When asked about a senate bid, she said it wasn't her "calling." "I'm going to help make certain a Democratic senator is elected in the state of Georgia but I do not believe that you run for office simply because the office is there -- even one as crucial as the U.S. Senate," she said.
"That's not my calling and the challenge for all of us is when people do something they don't want to do, or they're not committed to doing all the way, it's the people who suffer."
Abrams previously provoked speculation when she said she was looking at "executive level opportunities" and mentioned the 2020 election.
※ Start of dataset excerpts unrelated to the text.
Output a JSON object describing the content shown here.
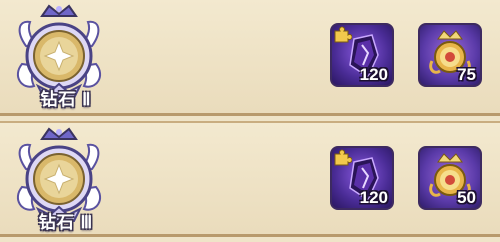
{
  "rows": [
    {
      "rank_label": "钻石 Ⅱ",
      "rewards": [
        {
          "icon": "hero-fragment-crystal-icon",
          "count": "120"
        },
        {
          "icon": "gold-medal-icon",
          "count": "75"
        }
      ]
    },
    {
      "rank_label": "钻石 Ⅲ",
      "rewards": [
        {
          "icon": "hero-fragment-crystal-icon",
          "count": "120"
        },
        {
          "icon": "gold-medal-icon",
          "count": "50"
        }
      ]
    }
  ],
  "colors": {
    "background": "#efe4c8",
    "crystal_frame": "#4a2c96",
    "medal_frame": "#5a3aa8",
    "gold": "#e8b54a"
  }
}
Her comments came as fellow Democrats defended Abrams, indicating that she unfairly lost her gubernatorial bid against Brian Kemp in 2018. Abrams refused to concede and indicated that the results weren't "right and true and proper."
While speaking to "The View" on Tuesday, 2020 hopeful Beto O'Rourke suggested the election may have been rigged by Kemp, then-secretary of state in Georgia. Sen. Kamala Harris, D-Calif., another 2020 hopeful, plainly claimed that Abrams and Florida Democrat Andrew Gillum would have been governors if not for voter suppression.